Birçok konuda öyleydi diyebilirim. Atatürkçülük icraatla belli olur. Türbanı üniversiteye sokmadığınız zaman işte bu özde Atatürkçülüktür. Türban turnusol kağıdı gibidir. Ama orada burada kendinizi parlatmak düşüncesiyle kalkar, birtakım tavırlar içerisine girerseniz bunun Atatürkçülükle bir ilgisi yoktur.

 

Kemal Alemdoroğlu döneminde türban yasağı 'kararlı' bir biçimde uygulandı. Yani sizin tabirinizle 'özde Atatürkçü' bir tavır takınıldı...

Evet ama bunun dışındaki konularda hoşlanmadığımız tavırlar içine girildi. Rektörlük tarafından yapılan bazı eylemler sadece birtakım insanları parlatmak ve kamuoyunda artı puan toplamak için yapılmıştır. Bunların Atatürkçülükle hiçbir ilgisi olmadığını düşünüyorum.

 

Bir önceki dönemde İstanbul Üniversitesi kurumsal olarak birçok siyasi konuda söz üretti. Eski rektör bazı ülkelere neredeyse savaş ilan etti...
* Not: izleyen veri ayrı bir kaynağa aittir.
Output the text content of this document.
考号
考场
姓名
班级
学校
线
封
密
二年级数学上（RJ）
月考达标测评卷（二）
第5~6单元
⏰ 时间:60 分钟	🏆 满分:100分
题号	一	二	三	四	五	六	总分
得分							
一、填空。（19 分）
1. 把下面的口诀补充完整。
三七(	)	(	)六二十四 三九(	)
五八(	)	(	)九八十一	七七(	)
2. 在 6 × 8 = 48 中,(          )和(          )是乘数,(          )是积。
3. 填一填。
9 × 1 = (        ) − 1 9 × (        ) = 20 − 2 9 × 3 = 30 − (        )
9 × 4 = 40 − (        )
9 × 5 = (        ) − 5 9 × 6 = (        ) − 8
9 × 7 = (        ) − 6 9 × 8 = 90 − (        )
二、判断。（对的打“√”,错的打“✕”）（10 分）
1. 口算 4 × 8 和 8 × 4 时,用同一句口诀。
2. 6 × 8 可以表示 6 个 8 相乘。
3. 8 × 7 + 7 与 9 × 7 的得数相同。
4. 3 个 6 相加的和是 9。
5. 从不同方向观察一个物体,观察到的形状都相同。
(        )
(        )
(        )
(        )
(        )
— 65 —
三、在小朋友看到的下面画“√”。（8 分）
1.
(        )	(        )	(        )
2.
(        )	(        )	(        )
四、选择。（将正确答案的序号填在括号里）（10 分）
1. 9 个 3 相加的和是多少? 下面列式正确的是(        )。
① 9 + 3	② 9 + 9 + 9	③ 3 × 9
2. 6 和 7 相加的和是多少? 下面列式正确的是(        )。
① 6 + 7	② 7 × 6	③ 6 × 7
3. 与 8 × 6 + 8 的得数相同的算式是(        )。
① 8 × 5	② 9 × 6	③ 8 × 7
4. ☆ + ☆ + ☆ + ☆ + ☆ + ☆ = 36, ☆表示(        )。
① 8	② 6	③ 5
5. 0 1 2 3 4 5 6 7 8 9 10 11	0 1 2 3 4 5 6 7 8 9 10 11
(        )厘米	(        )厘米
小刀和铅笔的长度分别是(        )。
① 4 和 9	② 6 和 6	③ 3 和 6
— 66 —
550 yıllık bir üniversitenin rektörünün kalkıp da 'biz gerekirse Yunanistan'ı da işgal ederiz' demesi vahim bir şey. Dekan arkadaşlarımızın da hepsi ayağa kalktılar ve bu sözleri şakır şakır alkışladılar. Bir tek ben önüme baktım ve bir şeyler yazıyormuş gibi davrandım, alkışlamadım. Bu sözler alkışlanacak sözler değil. Bunlar şoven sözler. Bazı şeyler düşünülse bile telaffuz edilmez.

 

Yani?

Rektörün, kişisel olarak birtakım siyasi düşünceleri olabilir. Fakat o makam içerisinde siyaset yapılmaz. Düşüncelerimizle kamu hizmetinin gereklerini ayırt etmemiz lazım. Ben bugüne dek fikirlerimi kamu hizmetine karıştırmadığım için birçok insanın güvenini kazandım. Fakat şunu söylemeliyim ki Cumhuriyet'in, Atatürk ilke ve devrimlerinin kollanmasında tarafım. Cumhurbaşkanından farklı düşünmüyorum bu konuda.

 

Kemal Alemdaroğlu bundan önceki iki seçimde de epey yüksek bir oy aldı. Öğretim üyelerinin baskıcı zihniyete sahip bir kişiye teveccüh göstermesini nasıl değerlendiriyorsunuz?

Demek ki böyle insanlar seviliyor. Fakat yeni dönemde çok farklı zihniyete sahip bir rektörü karşılarında karşılarında görecekler.

 

Son seçimde Mesut Parlak'tan yana mı kullandınız oyunuzu?

O konuda bir şey söylemek istemiyorum. Fakat Mesut Bey'le de çok iyi ilişkilerim olmuştur. Seçim çalışmaları sırasında kendisine uygun bir ortam hazırlama cesaretini gösterebilmiş tek dekan benim. Seçimlerde Sayın Alemdaroğlu'na destek toplamak için dekan arkadaşlarımız gazeteleri gezdi. Bir tek ben yoktum aralarında. Hukuk Fakültesi dekanı tarafsız olmak zorundadır. Birilerinin propagandası için bir Hukuk Fakültesi dekanı gazeteleri gezmez.

 

Kemal Alemdaroğlu döneminde birçok öğretim üyesi üniversiteden ayrılmak zorunda kaldı...

Baskılardan ötürü üniversiteden ayrılmak zorunda kalan bütün öğretim üyelerini geri çağıracağım. Sizin aracığınızla da söylüyorum. Gelsinler, demokratik bir ortamda akademik yaşamlarını sürdürsünler. Şunu da söylemeliyim; o dönemde bazı tüccar zihniyetli öğretim üyeleri de baskıları bahane ederek şirketlerine, muayenehanelerine, vakıf üniversitelerine kaçmıştı. Kimlerin bu çağrıya kulak vereceğini göreceğiz.